The compiler would emit the compact descriptors into the existing eh_frame section. A supporting linker would encode a v2 eh_frame_hdr with the compact unwind table, dropping the unneeded FDEs/CIEs. An unwinder would need to support DWARF and compact unwinding (either via eh_frame_hdr or when compact descriptors are encoded in eh_frame FDEs).

Using a new augmentation character is probably more backwards compatible and it would permit emitting both compact and DWARF info in the compiler (not sure if there’s a use case for that?). I have no strong opinion here. For personality/LSDA, I’d stay roughly with the current way?

Agreed. There’re more low hanging fruits there (relocations, section headers).

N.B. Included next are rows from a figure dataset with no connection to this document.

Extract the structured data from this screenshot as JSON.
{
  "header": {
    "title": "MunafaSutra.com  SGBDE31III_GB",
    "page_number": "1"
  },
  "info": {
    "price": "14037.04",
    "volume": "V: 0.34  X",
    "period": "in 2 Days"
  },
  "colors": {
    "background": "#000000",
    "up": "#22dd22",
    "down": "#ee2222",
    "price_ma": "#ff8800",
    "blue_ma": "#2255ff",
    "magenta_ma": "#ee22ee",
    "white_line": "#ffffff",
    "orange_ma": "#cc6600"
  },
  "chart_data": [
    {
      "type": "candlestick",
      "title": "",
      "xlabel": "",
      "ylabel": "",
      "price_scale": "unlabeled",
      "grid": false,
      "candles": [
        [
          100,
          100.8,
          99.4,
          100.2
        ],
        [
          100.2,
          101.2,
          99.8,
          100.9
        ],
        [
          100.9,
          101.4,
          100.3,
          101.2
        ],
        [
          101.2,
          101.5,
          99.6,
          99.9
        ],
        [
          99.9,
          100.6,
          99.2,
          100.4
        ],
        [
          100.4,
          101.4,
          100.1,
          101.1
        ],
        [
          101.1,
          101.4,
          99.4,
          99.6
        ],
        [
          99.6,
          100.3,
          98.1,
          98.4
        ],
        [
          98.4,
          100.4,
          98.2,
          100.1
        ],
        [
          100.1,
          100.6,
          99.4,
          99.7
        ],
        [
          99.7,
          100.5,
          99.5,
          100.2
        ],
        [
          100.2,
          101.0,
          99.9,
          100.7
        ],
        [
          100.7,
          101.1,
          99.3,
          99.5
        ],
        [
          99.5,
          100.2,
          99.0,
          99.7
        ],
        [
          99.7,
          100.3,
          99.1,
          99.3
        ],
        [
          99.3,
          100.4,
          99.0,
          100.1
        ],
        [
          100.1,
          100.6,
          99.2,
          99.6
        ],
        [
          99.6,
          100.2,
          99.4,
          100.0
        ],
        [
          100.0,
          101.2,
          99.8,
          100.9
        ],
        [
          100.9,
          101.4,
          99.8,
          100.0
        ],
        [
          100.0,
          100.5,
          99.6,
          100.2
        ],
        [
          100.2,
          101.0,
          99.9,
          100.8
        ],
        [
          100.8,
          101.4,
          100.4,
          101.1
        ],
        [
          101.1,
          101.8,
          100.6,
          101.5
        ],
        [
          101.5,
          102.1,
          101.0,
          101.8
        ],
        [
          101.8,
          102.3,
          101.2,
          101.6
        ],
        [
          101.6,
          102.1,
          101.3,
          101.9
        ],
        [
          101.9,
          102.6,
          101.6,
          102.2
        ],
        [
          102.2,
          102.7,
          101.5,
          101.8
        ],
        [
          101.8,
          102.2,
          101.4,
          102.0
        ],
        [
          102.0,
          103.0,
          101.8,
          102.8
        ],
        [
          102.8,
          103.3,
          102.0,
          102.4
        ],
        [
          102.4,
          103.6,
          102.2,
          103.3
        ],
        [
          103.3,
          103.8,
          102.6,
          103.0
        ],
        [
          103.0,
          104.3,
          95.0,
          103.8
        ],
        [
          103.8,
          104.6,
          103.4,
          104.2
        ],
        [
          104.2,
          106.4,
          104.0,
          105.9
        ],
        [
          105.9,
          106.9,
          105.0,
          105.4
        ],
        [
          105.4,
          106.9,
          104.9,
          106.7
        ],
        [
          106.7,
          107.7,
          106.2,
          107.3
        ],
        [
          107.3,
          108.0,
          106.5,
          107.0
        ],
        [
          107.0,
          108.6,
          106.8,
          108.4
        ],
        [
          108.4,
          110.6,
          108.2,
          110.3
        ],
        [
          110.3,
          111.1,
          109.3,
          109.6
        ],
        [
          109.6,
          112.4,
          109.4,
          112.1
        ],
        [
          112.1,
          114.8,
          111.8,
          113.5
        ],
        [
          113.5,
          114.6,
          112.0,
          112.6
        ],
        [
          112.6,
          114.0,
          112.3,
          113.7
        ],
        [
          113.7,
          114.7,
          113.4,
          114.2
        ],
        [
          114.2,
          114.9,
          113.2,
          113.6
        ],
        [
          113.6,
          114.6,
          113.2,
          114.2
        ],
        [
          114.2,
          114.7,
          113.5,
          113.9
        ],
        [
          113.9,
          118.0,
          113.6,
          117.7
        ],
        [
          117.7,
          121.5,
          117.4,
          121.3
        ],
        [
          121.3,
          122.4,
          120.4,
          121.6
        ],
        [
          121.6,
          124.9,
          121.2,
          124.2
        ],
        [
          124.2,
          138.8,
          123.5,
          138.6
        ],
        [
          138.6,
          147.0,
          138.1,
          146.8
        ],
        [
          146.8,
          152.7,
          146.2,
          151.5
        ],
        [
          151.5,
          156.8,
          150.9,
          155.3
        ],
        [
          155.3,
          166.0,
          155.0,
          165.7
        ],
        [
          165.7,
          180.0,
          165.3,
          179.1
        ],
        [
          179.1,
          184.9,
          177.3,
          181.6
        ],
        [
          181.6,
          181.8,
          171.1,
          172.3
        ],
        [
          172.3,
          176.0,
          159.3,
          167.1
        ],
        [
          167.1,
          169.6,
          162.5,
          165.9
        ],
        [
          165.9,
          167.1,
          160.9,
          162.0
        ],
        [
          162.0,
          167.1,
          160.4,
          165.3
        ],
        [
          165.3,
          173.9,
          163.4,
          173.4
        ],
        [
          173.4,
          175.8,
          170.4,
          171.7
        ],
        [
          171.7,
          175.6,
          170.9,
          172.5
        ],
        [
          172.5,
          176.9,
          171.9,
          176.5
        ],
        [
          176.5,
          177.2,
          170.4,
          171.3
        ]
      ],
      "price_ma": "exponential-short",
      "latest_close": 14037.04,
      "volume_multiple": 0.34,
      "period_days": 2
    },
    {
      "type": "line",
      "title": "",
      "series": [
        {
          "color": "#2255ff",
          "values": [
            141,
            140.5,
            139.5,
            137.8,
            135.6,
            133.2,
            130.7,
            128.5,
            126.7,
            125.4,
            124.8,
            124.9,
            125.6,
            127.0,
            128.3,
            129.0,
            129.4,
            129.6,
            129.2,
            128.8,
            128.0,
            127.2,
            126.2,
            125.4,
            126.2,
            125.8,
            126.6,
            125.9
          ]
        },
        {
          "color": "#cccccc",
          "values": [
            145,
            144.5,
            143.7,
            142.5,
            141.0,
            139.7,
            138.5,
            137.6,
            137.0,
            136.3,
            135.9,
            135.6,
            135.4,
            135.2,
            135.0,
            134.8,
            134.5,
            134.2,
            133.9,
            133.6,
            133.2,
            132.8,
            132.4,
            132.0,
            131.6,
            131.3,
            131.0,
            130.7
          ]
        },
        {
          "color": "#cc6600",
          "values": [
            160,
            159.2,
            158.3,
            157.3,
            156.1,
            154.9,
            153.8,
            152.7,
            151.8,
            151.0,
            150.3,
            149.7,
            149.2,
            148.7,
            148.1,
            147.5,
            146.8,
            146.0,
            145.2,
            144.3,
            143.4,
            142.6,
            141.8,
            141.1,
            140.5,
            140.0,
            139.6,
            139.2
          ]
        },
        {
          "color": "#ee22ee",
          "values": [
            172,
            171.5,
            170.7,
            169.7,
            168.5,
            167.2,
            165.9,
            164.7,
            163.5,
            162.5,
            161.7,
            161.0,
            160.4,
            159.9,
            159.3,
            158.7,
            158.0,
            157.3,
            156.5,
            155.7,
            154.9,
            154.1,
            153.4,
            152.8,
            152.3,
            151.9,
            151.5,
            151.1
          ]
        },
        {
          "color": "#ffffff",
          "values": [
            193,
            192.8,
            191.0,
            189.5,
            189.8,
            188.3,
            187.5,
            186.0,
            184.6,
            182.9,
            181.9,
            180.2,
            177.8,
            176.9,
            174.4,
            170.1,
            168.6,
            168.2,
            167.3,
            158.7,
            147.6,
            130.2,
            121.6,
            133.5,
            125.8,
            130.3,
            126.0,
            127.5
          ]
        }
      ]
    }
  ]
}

On x86-64, there’s no difference, but there might be on other architectures. This would need investigation.

2 Likes

Not going to happen. This happens because of the after ra scheduler. There is no true schedule barrier for prologues and depending on one is in my mind a bad design to begin with.

IMHO, this would be a tradeoff between hardware efficiency and metadata overhead. On x86 and high-end ARM I would expect the hardware to be heavily optimized for push/pops and that scheduling yields minimal benefit, in which case it matters more to save space on unwind metadata.

A big takeaway is that Clang’s prologue and eplogue instructions are more regular.


GCC’s -fschedule-insns2 optimization may insert unrelated instructions between push rbp and mov rbp, rsp . (https://gcc.gnu.org/PR55667) A 2023 complaint on HN https://news.ycombinator.com/item?id=34803759 (where you asked “perf’s decision to write whole stacks directly to the disk and unwinding them as a post-process is a really bad design.” This is a good question. We should ask irogers :slight_smile: )

Agreed that GCC should do less rescheduling that makes unwind information hard. Standard prologue/epilogue instructions are more likely to receive hardware optimization.

This reminds me, llvm still does not implement the X86_64 abi correctly for argument passing. While what gcc is doing here is valid and is oked by the abi.

While considering the implementation of stack tracing, I concluded that two changes simplify the implementation for the common case: adjust prologue/epilogue points to describe the frequently accessed range with a completely set up stack frame.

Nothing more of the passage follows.